Nurses are the backbone of any hospital or clinic, and they are often the first face that critically ill or injured patients see when there is a medical emergency.
But what if there weren’t enough nurses to gather the necessary information for medical treatment and to be that critically calm presence for the sick, hurting, or dying?
Dr. Rene Luna, who practices obstetrics and gynecology in McAllen, fears that hospitals in the Rio Grande Valley could be experiencing the early stages of this right now.
“Is there a healthcare crisis? Yes, but it was already here before COVID-19,” he said. “There was a shortage of doctors before COVID-19 and a shortage of nurses before COVID-19.”
According to Cindy Zolnierek, CEO of the Texas Nurses Association (TNA) in Austin, the shortage of nurses in every phase of the healthcare industry began between 2001 and 2003, which prompted the TNA to work with state lawmakers to establish the Nursing Shortage Reduction Program in 2003.
The program incentivizes schools to increase the number of nursing candidates to graduate.
Zolnierek said there are a number of factors contributing to the nursing shortages statewide, which include the number of baby boomers retiring and the increase of people moving to Texas from out of state.
However, the impact and lingering effects of COVID-19 have also taken their toll on the nursing profession.
“The border counties and those counties in the Valley have been those most affected by the nursing shortage,” she said.
The pandemic only made things worse. Dr. Luna — who not only runs a busy private practice, but provides services to patients at four area hospitals — said it was “all hands on deck” when COVID-19 began ravaging the local population.
Healthcare professionals worked tirelessly during the pandemic and the long hours and near-constant exposure to seriously ill patients and death began to take its toll.
“We had appropriate PPE, however we were in direct contact with the very sick COVID-19 patients almost every second of the day,” Dr. Luna said. “As time went on, and the pandemic went on, people began getting fatigued from the long hours…There was physical fatigue and mental fatigue that came from seeing people die all the time.”
The constant exposure to COVID-19 patients meant that many of those frontline nurses would themselves become sick from the virus. Some of them didn’t return to nursing when they recovered, others who could retire did and others who’d become physically and mentally overwhelmed simply left the profession.
“We are still feeling the effects of this shortage two years after the start of this pandemic,” Dr. Luna said.
Despite the ravages of the pandemic, the nursing profession has endured more than 20 years of chronic and cyclical shortages.
In February, the TNA and the American Nurses Association joined forces and called on congressional lawmakers to address these shortages.
“The unprecedented demands of the pandemic place nurses in extremely difficult positions as they work too many hours, see higher acuity of care, face staffing challenges, and experience increased workplace violence,” Zolnierek said. “The nursing workforce is straining under the weight of the pandemic, and nursing turnover and staffing shortages are widely reported.

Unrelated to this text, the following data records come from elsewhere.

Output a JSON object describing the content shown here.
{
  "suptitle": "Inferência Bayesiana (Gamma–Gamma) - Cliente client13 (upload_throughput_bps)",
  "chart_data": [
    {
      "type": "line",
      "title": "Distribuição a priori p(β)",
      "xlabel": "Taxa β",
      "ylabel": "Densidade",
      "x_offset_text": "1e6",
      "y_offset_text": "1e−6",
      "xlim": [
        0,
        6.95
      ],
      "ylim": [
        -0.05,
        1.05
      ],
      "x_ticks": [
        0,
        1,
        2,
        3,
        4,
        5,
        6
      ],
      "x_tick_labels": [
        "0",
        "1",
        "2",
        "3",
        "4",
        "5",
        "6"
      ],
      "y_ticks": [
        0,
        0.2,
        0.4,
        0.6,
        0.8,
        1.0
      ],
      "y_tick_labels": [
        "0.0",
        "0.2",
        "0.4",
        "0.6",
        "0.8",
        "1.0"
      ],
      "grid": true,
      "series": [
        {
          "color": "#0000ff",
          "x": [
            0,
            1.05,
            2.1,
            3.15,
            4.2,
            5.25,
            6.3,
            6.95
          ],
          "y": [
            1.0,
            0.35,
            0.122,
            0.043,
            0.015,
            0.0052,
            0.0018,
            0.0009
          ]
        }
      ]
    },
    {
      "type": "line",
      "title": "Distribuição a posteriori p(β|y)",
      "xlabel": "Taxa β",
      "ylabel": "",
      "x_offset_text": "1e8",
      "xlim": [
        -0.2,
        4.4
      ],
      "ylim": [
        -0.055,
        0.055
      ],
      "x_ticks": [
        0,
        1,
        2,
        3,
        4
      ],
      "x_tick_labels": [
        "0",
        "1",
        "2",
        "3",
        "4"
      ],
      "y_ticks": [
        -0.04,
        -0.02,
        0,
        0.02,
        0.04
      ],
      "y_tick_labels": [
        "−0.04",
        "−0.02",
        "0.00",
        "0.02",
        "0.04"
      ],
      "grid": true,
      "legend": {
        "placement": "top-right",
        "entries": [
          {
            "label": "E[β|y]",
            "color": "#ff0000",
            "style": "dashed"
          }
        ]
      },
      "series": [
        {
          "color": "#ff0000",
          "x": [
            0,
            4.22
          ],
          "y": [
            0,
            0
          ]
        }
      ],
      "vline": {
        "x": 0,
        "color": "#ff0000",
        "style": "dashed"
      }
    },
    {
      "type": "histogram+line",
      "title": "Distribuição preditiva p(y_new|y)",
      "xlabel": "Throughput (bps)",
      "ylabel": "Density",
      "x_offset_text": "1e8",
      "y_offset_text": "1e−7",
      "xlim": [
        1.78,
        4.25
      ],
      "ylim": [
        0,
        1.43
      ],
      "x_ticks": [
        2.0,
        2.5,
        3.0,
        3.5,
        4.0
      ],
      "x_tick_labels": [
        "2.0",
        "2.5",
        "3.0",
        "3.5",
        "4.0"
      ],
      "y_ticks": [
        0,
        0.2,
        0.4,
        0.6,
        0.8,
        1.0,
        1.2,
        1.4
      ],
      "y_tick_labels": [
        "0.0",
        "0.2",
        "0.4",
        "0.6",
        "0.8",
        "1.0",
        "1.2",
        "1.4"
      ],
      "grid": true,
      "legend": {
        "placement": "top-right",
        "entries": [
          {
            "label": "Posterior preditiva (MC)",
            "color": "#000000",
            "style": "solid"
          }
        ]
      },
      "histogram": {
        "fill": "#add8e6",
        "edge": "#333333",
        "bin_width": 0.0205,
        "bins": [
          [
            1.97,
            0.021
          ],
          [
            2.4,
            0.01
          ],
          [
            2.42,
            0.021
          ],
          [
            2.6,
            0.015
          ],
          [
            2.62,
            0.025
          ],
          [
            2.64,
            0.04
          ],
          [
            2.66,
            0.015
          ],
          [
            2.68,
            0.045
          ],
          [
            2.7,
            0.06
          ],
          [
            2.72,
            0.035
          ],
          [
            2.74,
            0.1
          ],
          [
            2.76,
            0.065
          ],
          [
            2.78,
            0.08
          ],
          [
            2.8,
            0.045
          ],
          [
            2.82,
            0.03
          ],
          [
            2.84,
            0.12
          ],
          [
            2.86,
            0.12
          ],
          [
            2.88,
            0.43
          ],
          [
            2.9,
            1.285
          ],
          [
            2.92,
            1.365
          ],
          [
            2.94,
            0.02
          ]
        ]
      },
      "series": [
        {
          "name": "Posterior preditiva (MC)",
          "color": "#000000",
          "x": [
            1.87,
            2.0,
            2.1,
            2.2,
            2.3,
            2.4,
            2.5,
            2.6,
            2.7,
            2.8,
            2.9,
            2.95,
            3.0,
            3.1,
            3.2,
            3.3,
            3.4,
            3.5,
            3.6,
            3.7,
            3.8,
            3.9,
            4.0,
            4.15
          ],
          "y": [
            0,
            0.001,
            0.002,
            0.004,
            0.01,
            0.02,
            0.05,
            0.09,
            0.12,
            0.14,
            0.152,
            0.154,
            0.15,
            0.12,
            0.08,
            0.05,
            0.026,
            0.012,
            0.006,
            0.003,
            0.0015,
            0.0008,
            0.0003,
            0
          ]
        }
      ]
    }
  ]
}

“The proper solution is increasing the supply of nurses through support for nursing education, providing appropriate compensation and improving nurses’ working conditions.”
Zolnierek said the nursing profession still attracts a lot of candidates who want to make a difference, but as many as 10,000 each year are turned away because there isn’t space for them due to not having enough hands-on clinical experience.
Other issues that should be addressed, Zolnierek said, include the lack of retention of experienced nurses, scheduling and professional support, and the assurance of a safe working environment.